This anthology is a mix of reprints from the first decade of The Future Fire magazine, and new, experimental, unusual or aspirational pieces that push boundaries or play games that might tickle Borges, Calvino and Kafka. With both old and new stories, the editors hope to give a taste of what they’d like to see more of in the next decade, and in the process supply voracious readers with 29 short stories and other pieces of writing full of progressive ideas, underrepresented voices, socially important tales, and of course entertaining, quality fiction! This paper book gives the stories, half of them previously published but in digital form only, another time and space to be enjoyed in.
Stuff I Read - TFF-X: Ten Years of The Future Fire ed Djibril al-Ayad Review
It's refreshing to find a collection that doesn't limit itself solely to SFF short fiction but also manages to draw in SFF poetry and art as well, and provide such a wide range of genres and themes and experiences. From the very first piece it's a powerful collection that celebrates not only what The Future Fire has been doing for the past decade but also celebrates the power of politically-minded SFF to push for change and to open eyes to the truths of the world that are often more easily approached through fiction, and SFF in particular. And there's a lot of stuff in this collection, new and old, drawing a very impressive table of contents and a very impacting assortment of SFF work.
The collection leans on the shorter side, not overall but on a story and poem basis, many of the pieces flash or slightly longer, which I think serves both to keep the pacing of the book as a whole rather quick and also to keep the reader hungry for more. Which is a brilliant way to do a collection like this, which does point back to a publication, so that anyone wanting more, wanting to see the first parts in the multi-part poems or the stories set in the same worlds as some of these stories can just go to The Future Fire and check them out. It's a little frustrating to me that those stories that are so strongly linked are not included in this anthology, because it would lend that extra context, but I understand why that choice was made and it is that extra incentive to look at TFF beyond this anthology.

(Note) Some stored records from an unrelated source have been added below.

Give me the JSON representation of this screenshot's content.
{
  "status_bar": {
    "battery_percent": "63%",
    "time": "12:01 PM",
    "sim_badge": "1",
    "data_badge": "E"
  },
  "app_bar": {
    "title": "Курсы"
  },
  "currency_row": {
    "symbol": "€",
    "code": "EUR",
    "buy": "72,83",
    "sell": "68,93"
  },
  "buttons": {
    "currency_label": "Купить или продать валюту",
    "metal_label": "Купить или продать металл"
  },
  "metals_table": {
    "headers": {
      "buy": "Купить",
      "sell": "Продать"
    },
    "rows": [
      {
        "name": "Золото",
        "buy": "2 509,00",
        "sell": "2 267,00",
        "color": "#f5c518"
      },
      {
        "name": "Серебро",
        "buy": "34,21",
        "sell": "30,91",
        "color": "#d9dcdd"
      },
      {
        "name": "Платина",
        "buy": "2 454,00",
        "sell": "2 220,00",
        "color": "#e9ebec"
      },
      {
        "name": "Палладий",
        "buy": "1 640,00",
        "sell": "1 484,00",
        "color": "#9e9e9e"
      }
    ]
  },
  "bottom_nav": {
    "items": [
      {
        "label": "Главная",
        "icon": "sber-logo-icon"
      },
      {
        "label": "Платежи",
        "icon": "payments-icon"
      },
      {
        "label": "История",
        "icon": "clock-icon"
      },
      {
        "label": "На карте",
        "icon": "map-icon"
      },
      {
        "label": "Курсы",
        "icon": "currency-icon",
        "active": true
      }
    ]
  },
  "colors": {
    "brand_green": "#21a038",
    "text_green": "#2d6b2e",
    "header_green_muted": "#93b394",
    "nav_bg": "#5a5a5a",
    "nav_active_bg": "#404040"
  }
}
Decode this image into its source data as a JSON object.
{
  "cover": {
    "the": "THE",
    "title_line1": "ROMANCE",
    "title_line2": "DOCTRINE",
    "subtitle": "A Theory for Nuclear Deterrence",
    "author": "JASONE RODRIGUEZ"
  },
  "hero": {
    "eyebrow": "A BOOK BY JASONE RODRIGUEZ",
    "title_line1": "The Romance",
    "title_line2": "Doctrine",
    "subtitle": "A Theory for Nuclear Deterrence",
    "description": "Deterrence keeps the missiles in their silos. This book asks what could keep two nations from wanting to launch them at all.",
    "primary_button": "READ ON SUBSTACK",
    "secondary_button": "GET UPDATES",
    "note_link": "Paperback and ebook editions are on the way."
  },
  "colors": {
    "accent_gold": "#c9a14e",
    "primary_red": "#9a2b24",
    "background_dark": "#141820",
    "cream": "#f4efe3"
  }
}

But the works! "Nasmina's Black Box" by Jennifer Marie Brissett opened up the collection with a raw power and violence and a complete lack of flinching away from any of it, showing how brilliant minds can be seen as a threat, how people can become complications can become victims, and how hope and resistance remain even in a world of monsters. I also loved "Shadow Boy and the Little Match Girl" by C.A. Hawksmoor, which tells the story of a person fractured by lost love, a boy having to deal with being in the body of a girl and a girl not wanting to return to pain she's left behind. It pairs well with James Bennett's "Half Light Love" in which a man revisits his past and his idea of sin, the love he might have shared with another and didn't.
And really there's not enough space here to mention all the stories, but the quality of them all is quite high and I love the amount of diversity in the voices and the characters and the situations. There's plenty of queer representation and characters of color and stories that might not always give people a happy ending but provides moving and poignant portraits of humans striving for something better. Working against systems that are broken and corrupt and harmful. Yearning for a life where they can be free and whole. And it just works and if this is what The Future Fire puts out regularly then we should all be reading their work. As for this collection, it is an exemplar of excellent SFF fiction, poetry, and art, and gets a 9.25/10 from me!
I admit that I knew nothing about FUTURE FIRE magazine, but happily got a chance to read the ten-year anniversary anthology and color me surprised with real happiness! This is an excellent anthology of stories from the magazine and I can happily state that these stories were completely different, wonderful, and well-written. It was curated by Djibril al-Ayad and Cécile Matthey with, what I believe to be love of speculative fiction and their magazine. I enjoyed this collection and hope that FUTURE FIRE has another ten years and another anthology to come.